← Projects

Design System — Bluelearn

Built a robust, scalable design system using Atomic Design methodology for India's largest student community.

Design SystemsFigmaProduct Design2023

Overview

Bluelearn is India's largest community of students with over 100k members, focused on helping students from Tier 2/3 colleges break free from traditional boundaries and find like-minded people to upskill.

I worked alongside Vinit Sarode to build a design system from the ground up that could scale with the product.

The approach

We used Atomic Design methodology with three levels:

  1. Atoms — Basic design elements with comprehensive style documentation (colors, typography, spacing, radii, shadows)
  2. Molecules — Combined atomic components (input groups, card headers, nav items)
  3. Organisms — Complex composite components (forms, cards, navigation bars)

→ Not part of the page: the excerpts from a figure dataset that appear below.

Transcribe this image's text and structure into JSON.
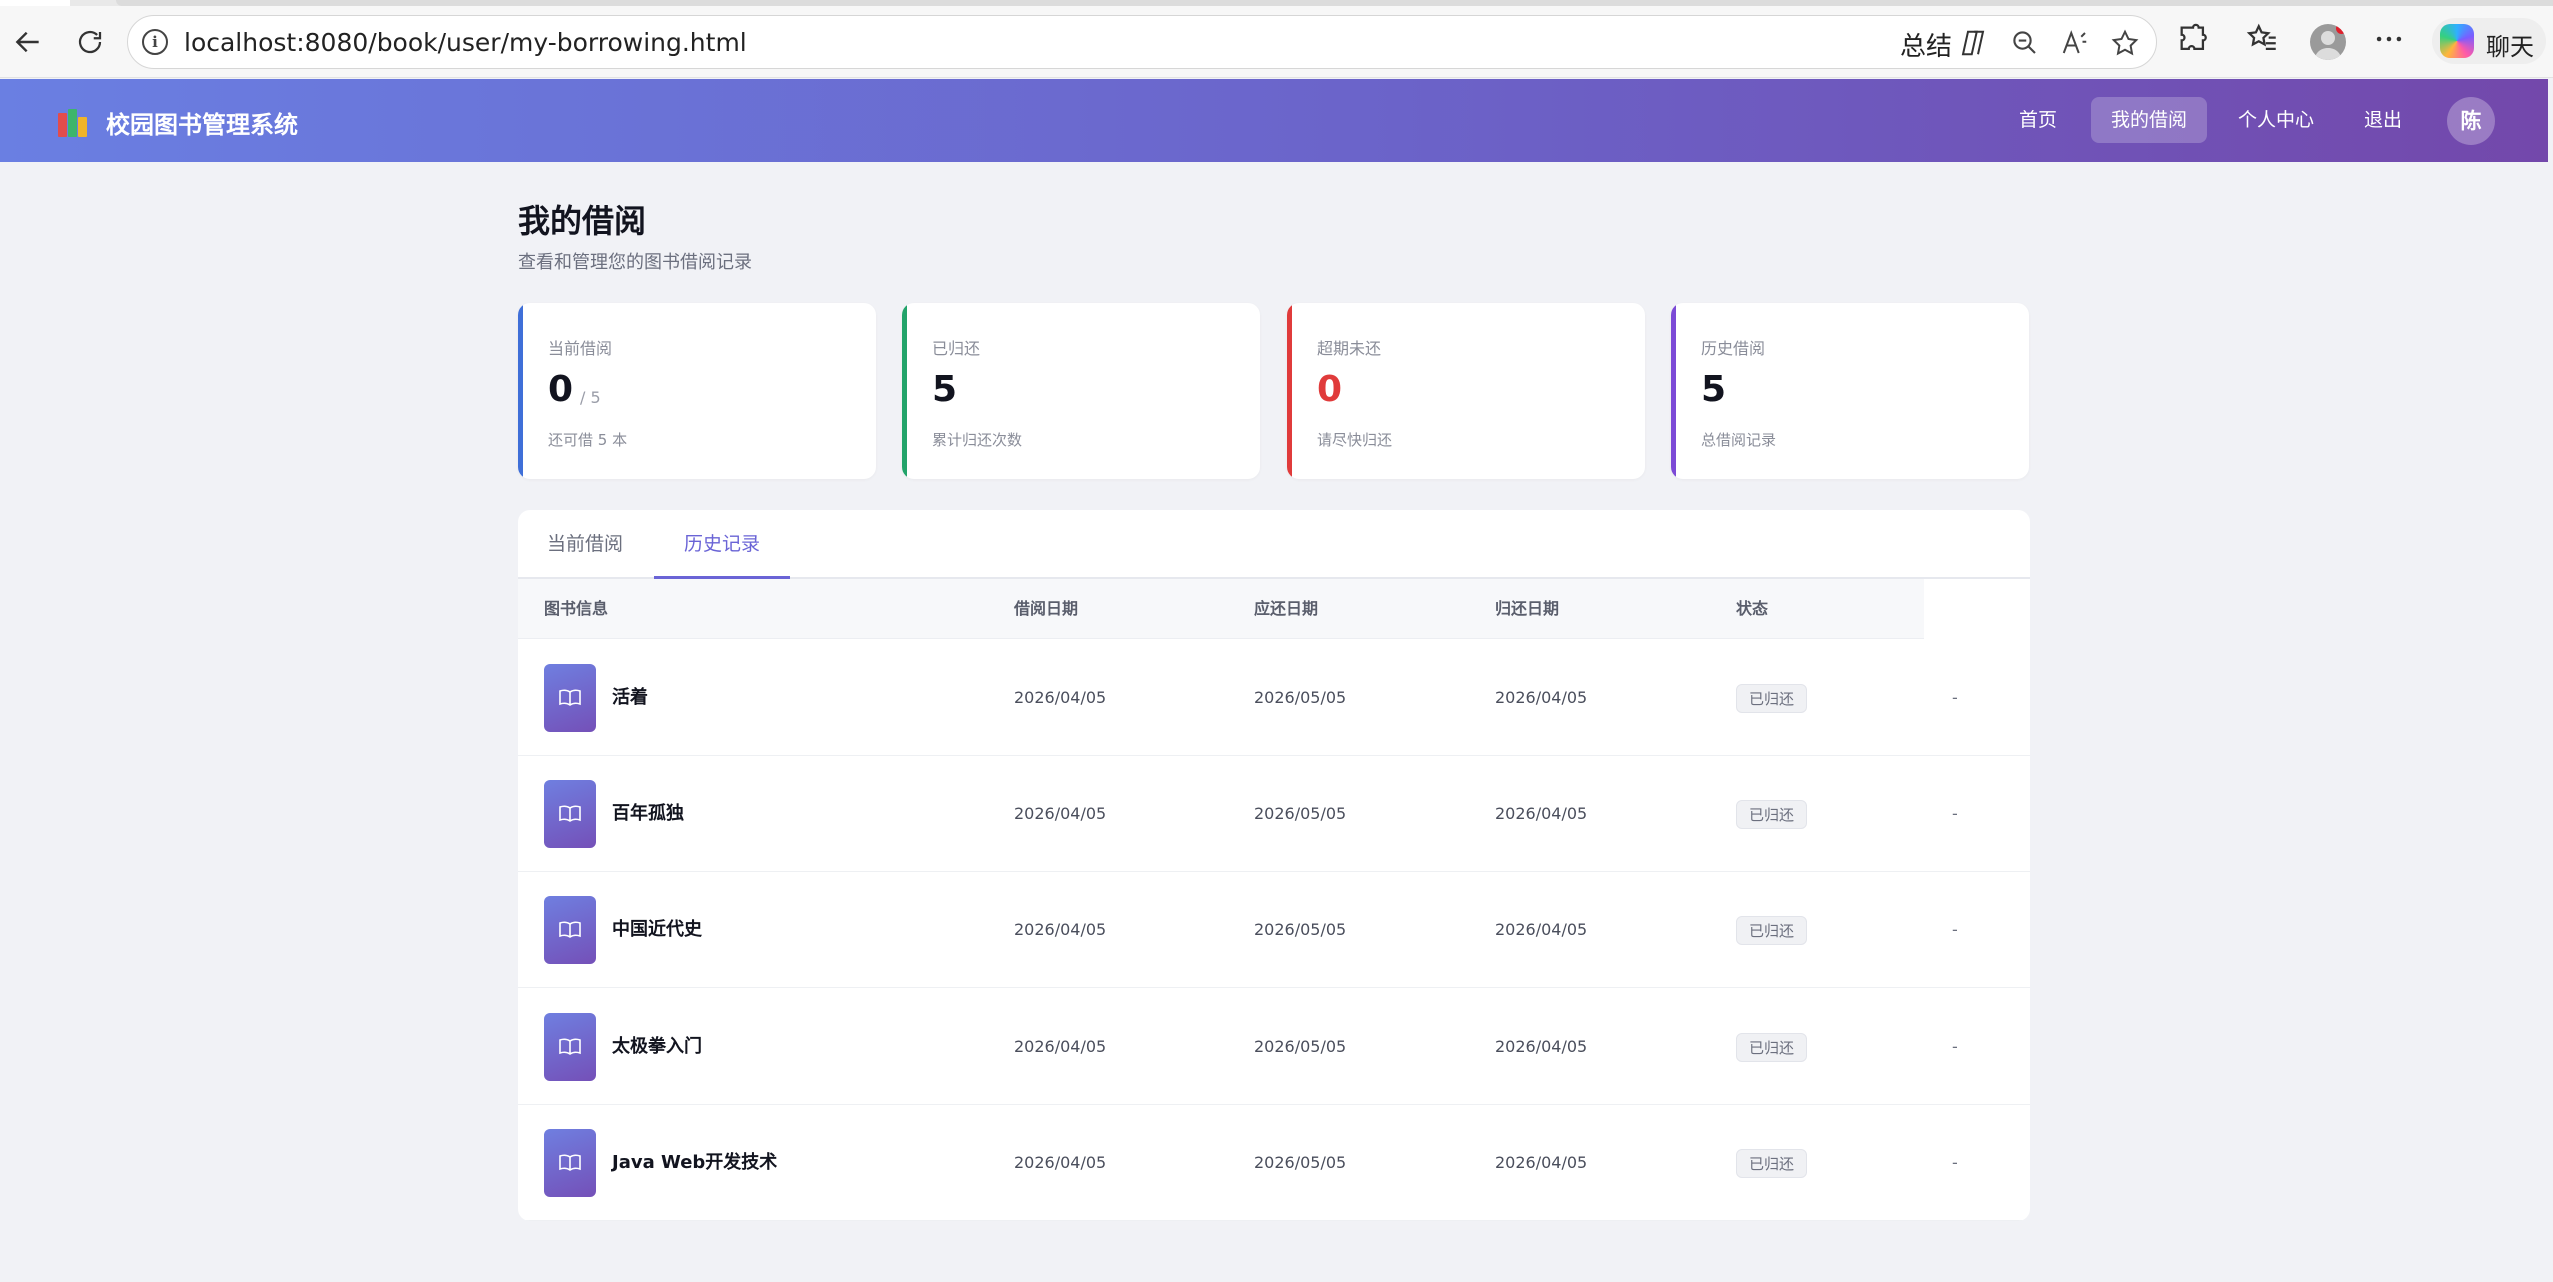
{
  "browser": {
    "url": "localhost:8080/book/user/my-borrowing.html",
    "summarize_label": "总结",
    "chat_label": "聊天"
  },
  "header": {
    "title": "校园图书管理系统",
    "nav": [
      "首页",
      "我的借阅",
      "个人中心",
      "退出"
    ],
    "active_nav": "我的借阅",
    "avatar_text": "陈"
  },
  "page": {
    "title": "我的借阅",
    "subtitle": "查看和管理您的图书借阅记录"
  },
  "stats": [
    {
      "label": "当前借阅",
      "value": "0",
      "total": "/ 5",
      "hint": "还可借 5 本",
      "accent": "#3f6fd8"
    },
    {
      "label": "已归还",
      "value": "5",
      "hint": "累计归还次数",
      "accent": "#22a36a"
    },
    {
      "label": "超期未还",
      "value": "0",
      "hint": "请尽快归还",
      "accent": "#e03b3b",
      "value_color": "#e03b3b"
    },
    {
      "label": "历史借阅",
      "value": "5",
      "hint": "总借阅记录",
      "accent": "#7c4ad6"
    }
  ],
  "tabs": [
    "当前借阅",
    "历史记录"
  ],
  "active_tab": "历史记录",
  "table": {
    "columns": [
      "图书信息",
      "借阅日期",
      "应还日期",
      "归还日期",
      "状态"
    ],
    "rows": [
      {
        "title": "活着",
        "borrow": "2026/04/05",
        "due": "2026/05/05",
        "returned": "2026/04/05",
        "status": "已归还",
        "action": "-"
      },
      {
        "title": "百年孤独",
        "borrow": "2026/04/05",
        "due": "2026/05/05",
        "returned": "2026/04/05",
        "status": "已归还",
        "action": "-"
      },
      {
        "title": "中国近代史",
        "borrow": "2026/04/05",
        "due": "2026/05/05",
        "returned": "2026/04/05",
        "status": "已归还",
        "action": "-"
      },
      {
        "title": "太极拳入门",
        "borrow": "2026/04/05",
        "due": "2026/05/05",
        "returned": "2026/04/05",
        "status": "已归还",
        "action": "-"
      },
      {
        "title": "Java Web开发技术",
        "borrow": "2026/04/05",
        "due": "2026/05/05",
        "returned": "2026/04/05",
        "status": "已归还",
        "action": "-"
      }
    ]
  }
}
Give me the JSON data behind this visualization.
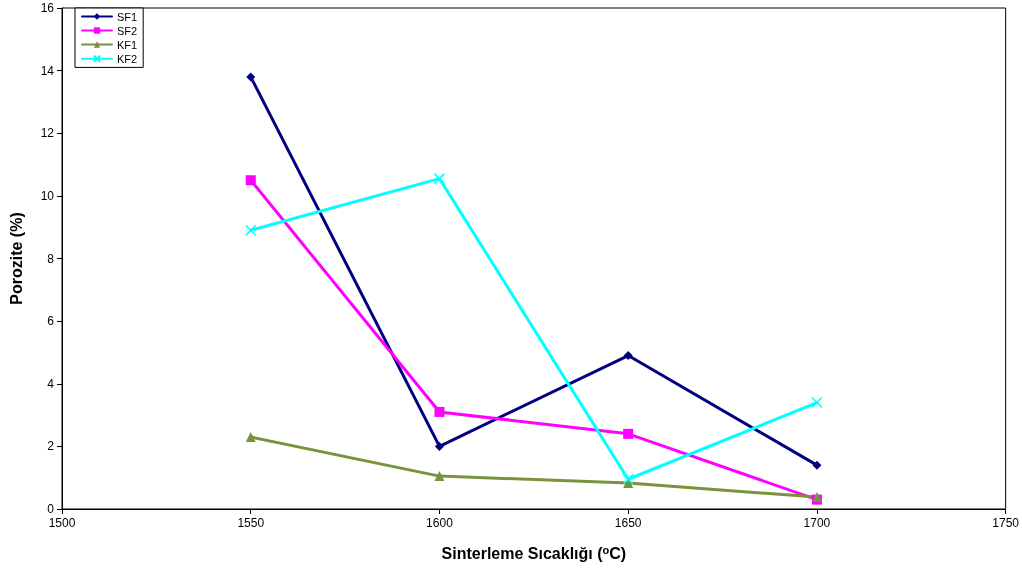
{
  "chart_data": {
    "type": "line",
    "xlabel": "Sinterleme Sıcaklığı ($^{o}$C)",
    "ylabel": "Porozite (%)",
    "x": [
      1550,
      1600,
      1650,
      1700
    ],
    "series": [
      {
        "name": "SF1",
        "color": "#000080",
        "marker": "diamond",
        "values": [
          13.8,
          2.0,
          4.9,
          1.4
        ]
      },
      {
        "name": "SF2",
        "color": "#ff00ff",
        "marker": "square",
        "values": [
          10.5,
          3.1,
          2.4,
          0.3
        ]
      },
      {
        "name": "KF1",
        "color": "#77933c",
        "marker": "triangle",
        "values": [
          2.3,
          1.05,
          0.83,
          0.38
        ]
      },
      {
        "name": "KF2",
        "color": "#00ffff",
        "marker": "cross",
        "values": [
          8.9,
          10.55,
          0.95,
          3.4
        ]
      }
    ],
    "xlim": [
      1500,
      1750
    ],
    "xticks": [
      1500,
      1550,
      1600,
      1650,
      1700,
      1750
    ],
    "ylim": [
      0,
      16
    ],
    "yticks": [
      0,
      2,
      4,
      6,
      8,
      10,
      12,
      14,
      16
    ],
    "grid": false,
    "legend": "top left",
    "line_style": "solid"
  }
}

We intentionally excluded Templates and Pages layers — the product was early-stage and needed room for experimentation.

Tools

  • Figma — Component library, documentation, handoff
  • Miro — Workshop sessions, information architecture
  • Notion — Documentation, decision logs
  • Nativebase — Component library reference for dev parity

File organization

We started with one massive Figma file. It crashed constantly — RAM issues, loading times, merge conflicts.

We restructured into a three-tier hierarchy:

  • Level 1: Departmental divisions
  • Level 2: Feature-based files (solved the single-file performance problem)
  • Level 3: Pages within each file

Key learnings

The biggest win was adding descriptions to component documentation. Developers could reference usage notes directly in Figma instead of guessing. This eliminated a class of implementation bugs that came from misinterpreting component behavior.

When we needed to change the primary color, we changed one token and 200-300+ screens updated automatically. That's the power of building from atoms up.

The real lesson

A design system is a product. It needs users, feedback loops, versioning, and maintenance. If you treat it as a side project, it will die as a side project.